Selbst Eskalian musste über die beiläufige Bemerkung unwillkürlich schmunzeln.
»Ich werde Varius benachrichtigen«, meinte er schließlich und hob den Handschuh wieder an den Mund »Eine Bilderbucheroberung. Wirklich richtig gut gemacht heute, Jungs«
Kapitel II
Sie war wie ein silberner Speer. Wie eine Klinge, die die Macht und den Willen des Sternenreiches in seinem tiefsten Inneren repräsentierte. Das gewaltige Schlachtschiff der Fairosara Klasse, die Angre Gythesas, die Zorn der Götter, raste einem Speer gleichend durch den blau flackernden Hyperraum. Hunderte Geschütze auf ihrem keilförmigen Rumpf zeugten von der schieren militärischen Macht, die dieses Schiff allein mit seiner Existenz repräsentierte. Sie war das Flaggschiff der Silvirengla Legion, welche sich gerade auf dem Weg zu einer bedeutenden Schlacht auf der duyarischen Eiswelt Kfar Sovu befand. General Casar, oberster Kommandant dieser Legion hatte entschieden, seine Truppen in einem schnellen Schlag gegen diese Festung des Imperiums zu führen. Er war Lord Arthians Bitte gefolgt und hatte direkt nach der großen Legionsversammlung von Melnor alle seine Truppen zusammengetrommelt, um sie für einen schnellen und präzisen Schlag zu massieren. Die Duyari waren unvorbereitet, so hatte man jedenfalls beim Oberkommando gehofft. Eine Eroberung dieser wichtigen Festungswelt, welche ebenfalls noch an einer Handelsroute direkt im Herzen des Imperiums Stellung bezog, würde den Nachschub ihres Feindes destabilisieren und zusätzlich dafür sorgen, dass den Legionen ein direktes Tor zur Hauptwelt Tuma Yadu offen stand. Die Silberengel waren eine der stolzesten und eitelsten Legionen der Weltenwehr überhaupt. Genauso wenig, wie sie dies zu leugnen vermochten, war ebenfalls die Tatsache, dass sie als die stärkste und vor allem tapferste im gesamten Sternenreich galt. Den Rest der Flotte der Legion würden sie direkt im Orbit von Kfar Sovu treffen, um den Angriff besser koordinieren zu können. Soweit ihnen der EED hatte bekannt machen können, besaßen die Duyari nur wenige Schiffe in diesem System. Sie würden vermutlich bereits zerstört sein, bevor das Flaggschiff überhaupt ankam.
»Lechent Laer«
Lechent Laer Tarius, Kommandant der dreihundertvierten Kompanie der Silvirengla Legion schaute von seiner Arbeit auf, als die zwei Stiarvalorer vor ihm in den Raum traten.

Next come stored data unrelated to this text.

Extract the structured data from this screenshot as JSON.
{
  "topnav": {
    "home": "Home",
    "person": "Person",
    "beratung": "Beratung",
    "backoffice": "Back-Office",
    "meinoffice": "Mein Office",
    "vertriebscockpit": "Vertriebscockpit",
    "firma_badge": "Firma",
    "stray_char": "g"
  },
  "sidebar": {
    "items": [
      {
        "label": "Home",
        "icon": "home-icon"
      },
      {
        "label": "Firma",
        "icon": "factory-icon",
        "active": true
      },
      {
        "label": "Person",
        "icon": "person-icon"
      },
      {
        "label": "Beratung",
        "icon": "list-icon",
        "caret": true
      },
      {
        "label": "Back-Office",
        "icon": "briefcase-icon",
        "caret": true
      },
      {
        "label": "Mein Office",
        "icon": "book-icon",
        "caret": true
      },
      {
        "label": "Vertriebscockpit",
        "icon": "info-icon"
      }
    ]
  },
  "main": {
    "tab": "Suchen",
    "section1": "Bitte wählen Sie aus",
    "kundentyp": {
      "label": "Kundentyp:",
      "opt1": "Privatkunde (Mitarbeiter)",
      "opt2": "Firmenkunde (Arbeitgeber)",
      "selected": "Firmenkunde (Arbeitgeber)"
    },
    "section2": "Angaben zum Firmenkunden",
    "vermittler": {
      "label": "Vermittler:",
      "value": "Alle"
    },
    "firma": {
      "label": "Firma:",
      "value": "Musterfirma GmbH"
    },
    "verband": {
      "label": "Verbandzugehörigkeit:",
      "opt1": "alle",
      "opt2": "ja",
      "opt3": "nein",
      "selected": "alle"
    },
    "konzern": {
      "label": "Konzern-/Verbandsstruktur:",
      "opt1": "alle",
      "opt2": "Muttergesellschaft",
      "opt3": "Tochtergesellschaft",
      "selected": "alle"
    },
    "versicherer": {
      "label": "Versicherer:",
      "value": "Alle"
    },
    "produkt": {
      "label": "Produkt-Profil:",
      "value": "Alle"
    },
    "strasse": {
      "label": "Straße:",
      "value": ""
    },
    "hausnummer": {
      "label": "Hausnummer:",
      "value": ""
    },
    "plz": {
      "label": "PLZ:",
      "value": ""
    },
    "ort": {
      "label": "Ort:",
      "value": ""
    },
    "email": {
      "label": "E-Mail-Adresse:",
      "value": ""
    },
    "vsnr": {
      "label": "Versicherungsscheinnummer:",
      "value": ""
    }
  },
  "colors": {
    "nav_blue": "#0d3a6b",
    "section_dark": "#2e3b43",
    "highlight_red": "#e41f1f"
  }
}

»Ja?«, sagte er und deaktivierte den Hologrammcomputer auf seinem obsidianfarbenen Schreibtisch.
»Ähm, ihr seid Lechent Laer Tarius, oder?«, sagte nun diejenige, die zwischen den beiden blau – silbernen Soldaten stand. Es war eine Frau, vielleicht Anfang Zwanzig, die ihr goldlondes Haar zu einem Knoten hinter dem Kopf zusammengebunden hatte.
»Der bin ich«, sagte Laer und stand von seinem Schreibtisch auf. Diese Frau war nicht in eine Uniform der Sternenmarine gekleidet. Was tat sie hier?
»Lechent«, meinte der linke der beiden Stiarvalorer, dessen Stimme durch das Sprechgerät des Helmes verzerrt klang »Wir haben einen ungebetenen Gast an Bord, wie es aussieht. Diese junge Frau hier hatte sich eine Woche lang im Laderaum des Schiffes versteckt. Wirklich ein ausgeklügelter Plan, aber einer der Ingenieure hat sie dann doch entdeckt. Sie meint, sie ist vom Loan Ara. General Casar befahl uns, sie zu Euch zu schicken«
Die Frau schaute beschämt zu Boden. Ganz offensichtlich gefiel ihr diese Situation nicht, hier so ertappt vor einem Offizier zu stehen.
»Bin ich hier die Pressestelle, oder was?«, fragte Laer. Warum betraute Casar ihn immer mit all dem nervigen und unnötigen Zeug, das innerhalb der Legion geschah.
»Sir … wir … dachten«
Der rechte Stiarvalorer schnitt seinem Kameraden das Wort ab »Es war unser Befehl. Ihr sollt Euch um sie kümmern, meinte der General. Zurückschicken können wir sie jetzt nicht mehr. Es sei denn, sie hat Lust eine Reise von zwanzigtausend Lichtjahren zurück nach Eria anzutreten«
Die Frau schüttelte auf diese Aussage hin vehement den Kopf.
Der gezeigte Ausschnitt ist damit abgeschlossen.